In the warm winter sunshine outside the barracks, the blast of rocket- propelled grenades was unmistakable. "The security forces have a terrorist group surrounded," the commandant said. Several gendarmes had gathered in the barrack square, all looking south-west towards the village of Sidi Moussa, invisible through the pale heat haze below the mountains. Algeria's war was out of sight but not out of mind; and certainly not out of earshot. Three motor-cycle cops - back on the roads these past four months for the first time in more than four years - roared into the compound. "Things have improved," the commandant insisted. "Only a few months ago, all our men would have to have been in armoured vehicles."
But from the villages beyond Sidi Moussa, on the road from Larba to Tablat, terrible stories are emerging, more frightful than any that have yet come out of Algeria's secret war. The Islamic Armed Group (GIA), one rumour says, moved into the villages on the Col des Deux Bassins - on the steep hillsides of the Mitidja - and cut the throats of up to a hundred men, women and children at the weekend. "The government doesn't want the news out yet because it will cast a bad reflection on last week's constitutional referendum," an Algerian businessman had told us two hours earlier. "This is the most savage crime I have ever heard of." If true, it would be the most horrible atrocity yet committed in the Algerian war, worse than this month's throat-cutting at Sidi el-Kebir, comparable to the epic massacres of the 1954-62 war of independence against France.

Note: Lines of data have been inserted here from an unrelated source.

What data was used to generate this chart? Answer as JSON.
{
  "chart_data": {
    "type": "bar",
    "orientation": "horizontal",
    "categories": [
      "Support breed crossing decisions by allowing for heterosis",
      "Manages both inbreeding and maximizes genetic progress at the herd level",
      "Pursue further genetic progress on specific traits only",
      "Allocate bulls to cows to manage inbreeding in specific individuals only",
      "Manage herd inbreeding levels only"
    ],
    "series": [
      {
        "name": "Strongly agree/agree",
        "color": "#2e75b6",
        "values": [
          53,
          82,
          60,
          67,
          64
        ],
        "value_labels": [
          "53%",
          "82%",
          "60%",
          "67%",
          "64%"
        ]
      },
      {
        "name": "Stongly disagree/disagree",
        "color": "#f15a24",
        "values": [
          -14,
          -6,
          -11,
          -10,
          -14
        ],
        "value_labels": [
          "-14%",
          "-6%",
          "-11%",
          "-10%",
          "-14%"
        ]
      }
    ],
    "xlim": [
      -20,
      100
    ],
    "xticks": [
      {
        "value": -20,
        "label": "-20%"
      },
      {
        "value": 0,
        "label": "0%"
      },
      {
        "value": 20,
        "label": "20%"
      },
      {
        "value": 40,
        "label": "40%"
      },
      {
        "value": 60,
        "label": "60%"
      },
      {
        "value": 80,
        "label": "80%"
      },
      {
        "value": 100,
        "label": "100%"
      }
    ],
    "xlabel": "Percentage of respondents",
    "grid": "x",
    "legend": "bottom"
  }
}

But is it true? Not a word has appeared in the government-controlled press, save for a dramatic account - third-person and with no quoted eyewitnesses - of the "liquidation" of a GIA unit of 12 men near Ghardaia. Ouled Abderbi, the district "emir" of the GIA group in the "wilaya" (governerate) of Ghardaia, had been "annihilated", according to Le Matin. The throat-cutters who had savaged the villagers of Bouferkine were no more. No prisoners. It was a familiar story.

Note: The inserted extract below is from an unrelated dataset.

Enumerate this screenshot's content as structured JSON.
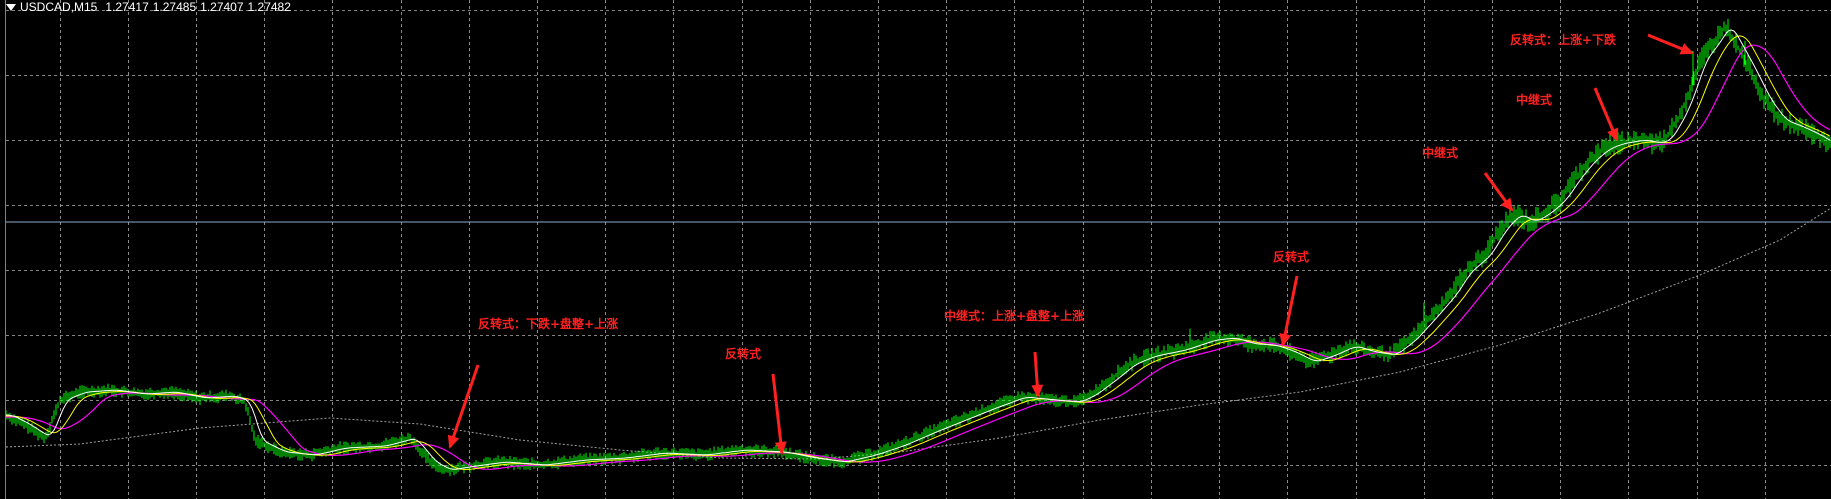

And when we asked the commandant about reports of the Col des Deux Bassins massacre, he raised his eyebrows. "We received information that four men from Sonagaz [the Algerian state gas company] had their throats cut around there. Nothing more." But even among the Algiers gendarmerie, the barbarism of this war comes through. Just in passing, the commandant mentions to us that the "Islamists ", "thieves as much as terrorists," he calls them - have run short of ammunition. "We find their Kalashnikovs and lots of [Israeli-made] Uzi automatic weapons, but no bullets," he says. Could that be, I ask, why they cut so many throats, to save ammunition? The commandant leans across the table and points at me. "Exactly," he replies. And then - another aside, a passing comment - he adds: "They don't only use knives to cut throats now. They are using saws, wood-cutters' saws, to cut the throats of their prisoners."

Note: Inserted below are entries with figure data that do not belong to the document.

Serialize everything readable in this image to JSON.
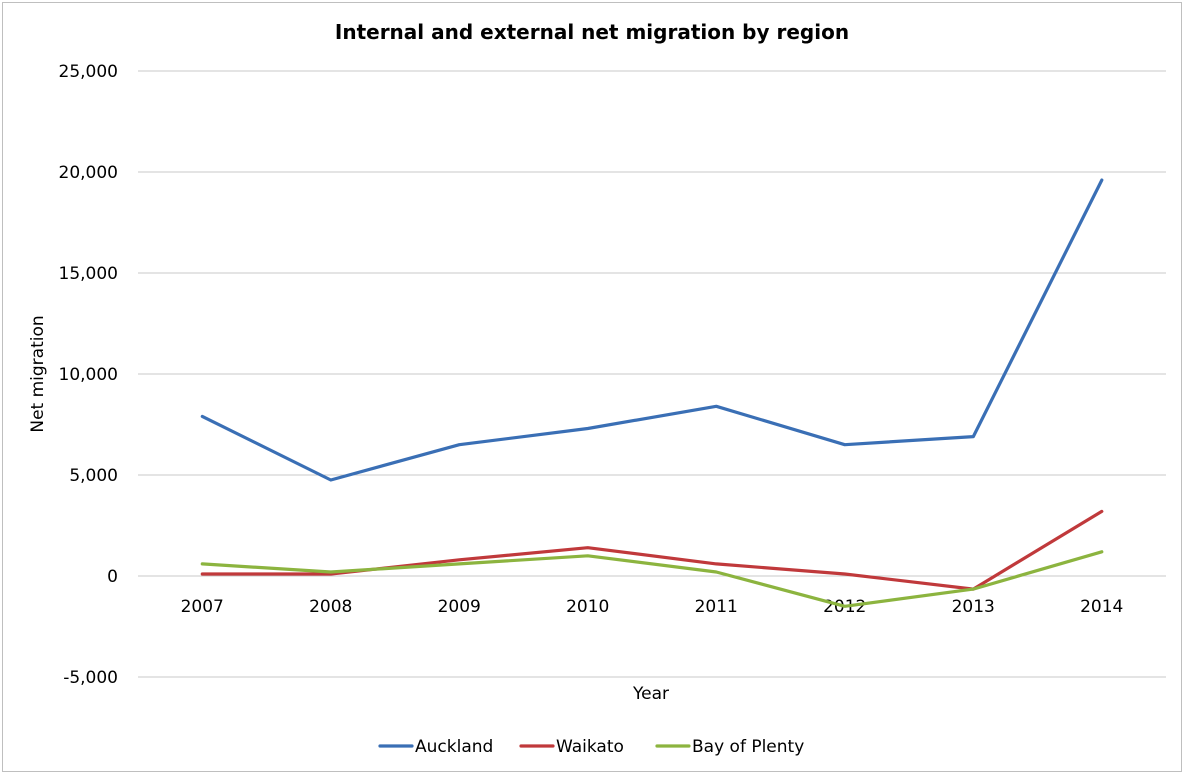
{
  "chart_data": {
    "type": "line",
    "title": "Internal and external net migration by region",
    "xlabel": "Year",
    "ylabel": "Net migration",
    "categories": [
      "2007",
      "2008",
      "2009",
      "2010",
      "2011",
      "2012",
      "2013",
      "2014"
    ],
    "ylim": [
      -5000,
      25000
    ],
    "yticks": [
      -5000,
      0,
      5000,
      10000,
      15000,
      20000,
      25000
    ],
    "ytick_labels": [
      "-5,000",
      "0",
      "5,000",
      "10,000",
      "15,000",
      "20,000",
      "25,000"
    ],
    "grid": true,
    "legend_position": "bottom",
    "series": [
      {
        "name": "Auckland",
        "color": "#3a6fb5",
        "values": [
          7900,
          4750,
          6500,
          7300,
          8400,
          6500,
          6900,
          19600
        ]
      },
      {
        "name": "Waikato",
        "color": "#c0393b",
        "values": [
          100,
          100,
          800,
          1400,
          600,
          100,
          -650,
          3200
        ]
      },
      {
        "name": "Bay of Plenty",
        "color": "#8cb43f",
        "values": [
          600,
          200,
          600,
          1000,
          200,
          -1500,
          -650,
          1200
        ]
      }
    ]
  }
}
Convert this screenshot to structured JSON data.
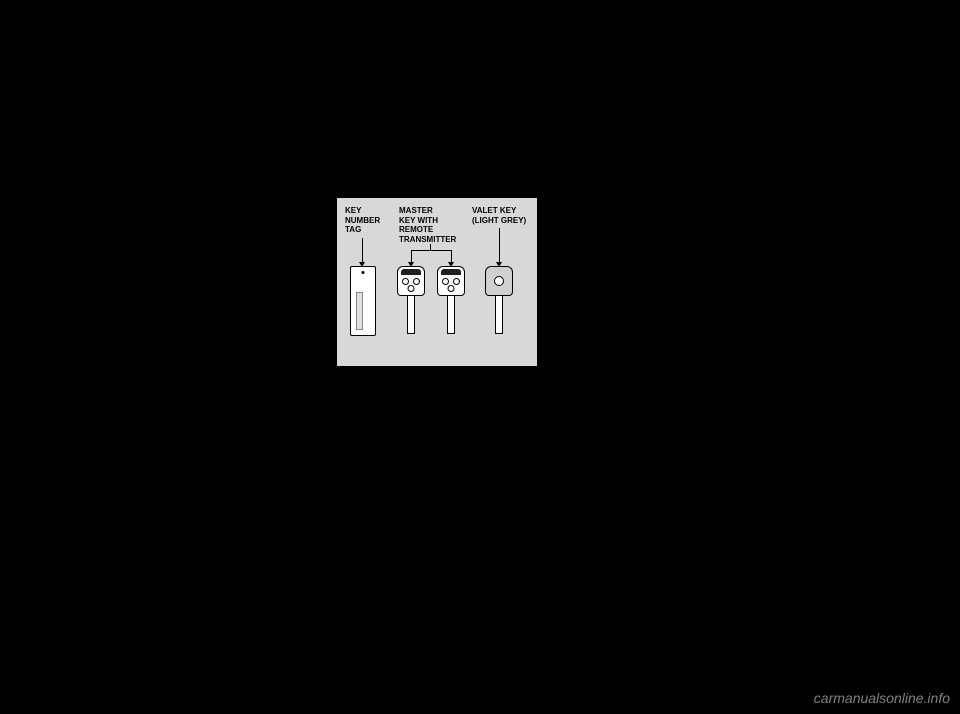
{
  "diagram": {
    "background_color": "#d8d8d8",
    "labels": {
      "key_number_tag": {
        "line1": "KEY",
        "line2": "NUMBER",
        "line3": "TAG"
      },
      "master_key": {
        "line1": "MASTER",
        "line2": "KEY WITH",
        "line3": "REMOTE",
        "line4": "TRANSMITTER"
      },
      "valet_key": {
        "line1": "VALET KEY",
        "line2": "(LIGHT GREY)"
      }
    },
    "label_font_size": 8,
    "label_font_weight": "bold",
    "label_color": "#000000",
    "keys": {
      "tag_color": "#ffffff",
      "master_key_color": "#ffffff",
      "valet_key_color": "#d0d0d0",
      "key_border_color": "#000000"
    },
    "pointers": {
      "line_color": "#000000",
      "line_width": 1
    }
  },
  "page_background": "#000000",
  "watermark": "carmanualsonline.info"
}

"Don't believe the stories that the GIA has been infiltrated," another officer says. "If it had been, we would have won the war by now. A year ago, at the presidential elections, they pardoned about 1000 prisoners and let them out of jail. Many were intimidated back into the GIA. They've just freed another 60 or so men and we've been told to keep an eye on them. But they live outside Blida and it's hard enough to get into some of those places, let alone watch the guys we want to watch."
Back in the capital, the stories start again. There are another 21 dead civilians in a village south of the capital, an Algerian journalist says. Another 11 people were slaughtered in Baraki at the weekend. At least one GIA group is retreating through the Mitidja hills, setting mines behind them.
And I remember what the commandant said as we sipped coffee in his mess. "I saw a schoolgirl in the Blida morgue who had had her throat cut. I don't know if it's true what they said, that her murderers cut "GIA" on her hand. I didn't see her hands. But I saw her head. They had almost completely severed it from her body."